Le Maroc confirme sa place de premier importateur mondial de thé chinois, en captant à lui seul 15 % des exportations de la Chine. Une position qui le place devant des économies majeures comme le Japon ou les États-Unis, et qui souligne l’importance stratégique du Royaume sur ce marché.
Cette performance repose à la fois sur une tradition de consommation profondément ancrée et sur des relations commerciales solides entre Rabat et Pékin. Le thé, au Maroc, dépasse largement le statut de simple produit alimentaire : il incarne un rituel quotidien, au cœur des pratiques sociales et culturelles.
Les données récentes montrent l’ampleur de cette domination. En février 2026, le Maroc concentre 15 % des ventes de thé chinois à l’international. À titre de comparaison, la Mauritanie et la Côte d’Ivoire atteignent chacune 7 %, tandis que l’Allemagne représente 5 % et la Russie environ 3 %, malgré une progression marquée de ses importations.

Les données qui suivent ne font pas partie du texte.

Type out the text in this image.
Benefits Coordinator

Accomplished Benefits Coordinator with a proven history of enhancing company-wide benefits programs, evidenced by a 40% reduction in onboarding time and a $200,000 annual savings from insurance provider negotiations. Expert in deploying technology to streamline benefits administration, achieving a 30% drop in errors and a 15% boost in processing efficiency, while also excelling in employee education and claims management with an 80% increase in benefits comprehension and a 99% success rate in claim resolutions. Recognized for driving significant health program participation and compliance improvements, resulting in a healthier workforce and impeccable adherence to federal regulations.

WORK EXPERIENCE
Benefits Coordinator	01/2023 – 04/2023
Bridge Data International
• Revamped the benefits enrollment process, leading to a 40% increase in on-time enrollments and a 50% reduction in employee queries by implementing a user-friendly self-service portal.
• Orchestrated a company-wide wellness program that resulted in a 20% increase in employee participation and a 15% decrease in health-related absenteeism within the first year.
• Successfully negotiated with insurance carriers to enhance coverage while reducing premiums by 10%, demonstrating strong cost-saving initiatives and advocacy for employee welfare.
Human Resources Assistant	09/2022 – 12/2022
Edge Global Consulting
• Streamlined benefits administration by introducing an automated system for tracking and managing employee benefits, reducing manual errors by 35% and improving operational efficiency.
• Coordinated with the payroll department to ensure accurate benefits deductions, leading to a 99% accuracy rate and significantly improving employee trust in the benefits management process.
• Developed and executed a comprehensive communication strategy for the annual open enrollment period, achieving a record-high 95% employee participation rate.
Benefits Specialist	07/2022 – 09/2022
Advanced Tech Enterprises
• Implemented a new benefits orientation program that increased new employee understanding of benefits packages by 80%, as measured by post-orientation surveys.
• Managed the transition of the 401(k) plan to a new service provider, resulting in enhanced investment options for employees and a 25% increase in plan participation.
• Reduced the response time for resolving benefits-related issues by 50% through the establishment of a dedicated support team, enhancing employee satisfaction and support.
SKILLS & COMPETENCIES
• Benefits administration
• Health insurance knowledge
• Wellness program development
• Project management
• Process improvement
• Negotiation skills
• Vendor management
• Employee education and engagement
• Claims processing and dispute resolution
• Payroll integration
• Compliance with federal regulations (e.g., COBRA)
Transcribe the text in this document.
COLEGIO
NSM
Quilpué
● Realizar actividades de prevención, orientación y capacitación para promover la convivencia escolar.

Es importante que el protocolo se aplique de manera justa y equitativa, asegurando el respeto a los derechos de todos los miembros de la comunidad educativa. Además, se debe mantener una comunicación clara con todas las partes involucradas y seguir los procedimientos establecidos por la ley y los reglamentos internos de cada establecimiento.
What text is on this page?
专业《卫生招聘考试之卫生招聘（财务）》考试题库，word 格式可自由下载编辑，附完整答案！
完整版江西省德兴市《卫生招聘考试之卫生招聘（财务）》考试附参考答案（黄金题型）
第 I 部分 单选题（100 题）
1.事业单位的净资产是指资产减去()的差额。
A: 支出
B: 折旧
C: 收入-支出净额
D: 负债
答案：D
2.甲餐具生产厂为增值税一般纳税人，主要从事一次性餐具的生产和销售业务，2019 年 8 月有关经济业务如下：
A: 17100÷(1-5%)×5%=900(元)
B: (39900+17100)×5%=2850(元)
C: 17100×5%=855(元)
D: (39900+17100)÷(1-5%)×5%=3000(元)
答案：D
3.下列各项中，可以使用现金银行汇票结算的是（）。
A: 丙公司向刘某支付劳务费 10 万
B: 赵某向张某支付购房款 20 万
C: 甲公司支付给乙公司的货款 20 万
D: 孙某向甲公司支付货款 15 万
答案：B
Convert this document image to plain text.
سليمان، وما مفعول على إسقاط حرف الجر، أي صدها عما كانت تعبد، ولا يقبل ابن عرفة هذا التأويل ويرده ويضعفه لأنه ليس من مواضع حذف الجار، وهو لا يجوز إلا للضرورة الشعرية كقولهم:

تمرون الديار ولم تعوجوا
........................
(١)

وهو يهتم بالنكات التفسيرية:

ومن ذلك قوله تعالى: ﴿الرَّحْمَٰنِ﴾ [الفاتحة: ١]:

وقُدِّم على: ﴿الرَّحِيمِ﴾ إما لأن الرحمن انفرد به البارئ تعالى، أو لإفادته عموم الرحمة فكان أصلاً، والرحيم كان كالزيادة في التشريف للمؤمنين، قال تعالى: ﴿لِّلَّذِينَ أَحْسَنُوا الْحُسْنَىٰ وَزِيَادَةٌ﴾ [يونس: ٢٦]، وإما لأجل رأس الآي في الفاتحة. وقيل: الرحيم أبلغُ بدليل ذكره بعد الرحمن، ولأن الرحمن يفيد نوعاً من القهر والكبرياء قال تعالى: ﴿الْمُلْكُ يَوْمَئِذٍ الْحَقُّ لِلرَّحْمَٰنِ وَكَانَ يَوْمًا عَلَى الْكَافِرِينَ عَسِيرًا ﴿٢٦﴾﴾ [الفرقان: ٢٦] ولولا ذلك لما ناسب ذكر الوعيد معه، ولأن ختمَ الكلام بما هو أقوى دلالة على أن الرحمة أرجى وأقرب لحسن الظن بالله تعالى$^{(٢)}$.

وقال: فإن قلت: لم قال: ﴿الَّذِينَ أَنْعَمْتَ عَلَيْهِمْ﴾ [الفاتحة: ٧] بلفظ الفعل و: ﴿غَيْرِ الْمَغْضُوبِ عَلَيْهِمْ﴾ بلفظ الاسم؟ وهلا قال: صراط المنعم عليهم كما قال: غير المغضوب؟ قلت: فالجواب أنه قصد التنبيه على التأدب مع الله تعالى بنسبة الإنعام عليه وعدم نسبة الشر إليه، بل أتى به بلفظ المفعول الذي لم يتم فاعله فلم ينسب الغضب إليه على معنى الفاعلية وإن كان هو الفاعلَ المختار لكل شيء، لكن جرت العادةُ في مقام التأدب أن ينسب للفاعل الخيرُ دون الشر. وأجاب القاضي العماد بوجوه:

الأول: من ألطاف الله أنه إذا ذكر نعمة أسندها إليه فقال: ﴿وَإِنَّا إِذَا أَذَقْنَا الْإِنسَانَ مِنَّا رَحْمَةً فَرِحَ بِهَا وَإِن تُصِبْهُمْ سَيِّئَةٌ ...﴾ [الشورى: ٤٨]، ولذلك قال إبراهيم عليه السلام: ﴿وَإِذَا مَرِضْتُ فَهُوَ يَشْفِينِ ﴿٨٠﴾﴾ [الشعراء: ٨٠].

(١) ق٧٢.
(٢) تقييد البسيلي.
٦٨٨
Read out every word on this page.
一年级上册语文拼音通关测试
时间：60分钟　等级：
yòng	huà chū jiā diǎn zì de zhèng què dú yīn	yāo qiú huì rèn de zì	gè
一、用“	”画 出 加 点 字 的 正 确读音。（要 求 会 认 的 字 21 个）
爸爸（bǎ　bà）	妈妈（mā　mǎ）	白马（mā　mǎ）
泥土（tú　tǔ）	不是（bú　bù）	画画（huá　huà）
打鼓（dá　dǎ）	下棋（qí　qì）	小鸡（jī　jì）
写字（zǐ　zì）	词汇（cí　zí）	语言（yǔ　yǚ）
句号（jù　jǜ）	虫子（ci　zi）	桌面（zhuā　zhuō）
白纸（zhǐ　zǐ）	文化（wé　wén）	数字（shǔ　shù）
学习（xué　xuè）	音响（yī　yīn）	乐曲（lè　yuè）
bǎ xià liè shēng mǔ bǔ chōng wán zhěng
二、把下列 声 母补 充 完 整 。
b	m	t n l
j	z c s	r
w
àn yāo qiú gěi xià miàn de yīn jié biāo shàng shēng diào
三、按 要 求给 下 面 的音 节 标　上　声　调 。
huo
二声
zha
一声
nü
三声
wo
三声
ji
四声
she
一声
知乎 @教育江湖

Cette dynamique s’inscrit dans un contexte de croissance soutenue du secteur chinois. En 2025, les exportations de thé ont atteint 1,55 milliard de dollars, en hausse de 8,9 %, pour un volume total de près de 419.000 tonnes. Cette progression est portée par les grandes régions productrices chinoises, notamment le Zhejiang, l’Anhui et le Hunan, qui dominent largement les flux à l’export.
Sur l’ensemble de l’année 2025, le Maroc se classe en tête des acheteurs, devant des pays comme le Sénégal, la Malaisie ou encore les États-Unis. À eux seuls, les dix principaux importateurs concentrent plus de 60 % de la valeur des exportations chinoises, confirmant la centralité du Royaume dans cette géographie commerciale.
Au-delà des chiffres, cette position traduit un rôle de hub régional. Le Maroc s’affirme comme une plateforme clé pour le thé en Afrique du Nord, à la croisée des échanges entre l’Asie et le continent africain.
Cette relation commerciale s’inscrit également dans un cadre plus large de coopération économique. Depuis son intégration à l’initiative « la Ceinture et la Route » en 2017, le Royaume a renforcé ses échanges avec la Chine, le thé en constituant l’un des symboles les plus visibles.
Chaque année, d’importants volumes de thé vert transitent vers les ports marocains avant d’intégrer les circuits de distribution locaux. Des médinas aux grandes villes, ils prolongent un usage quotidien où se mêlent tradition, économie et hospitalité.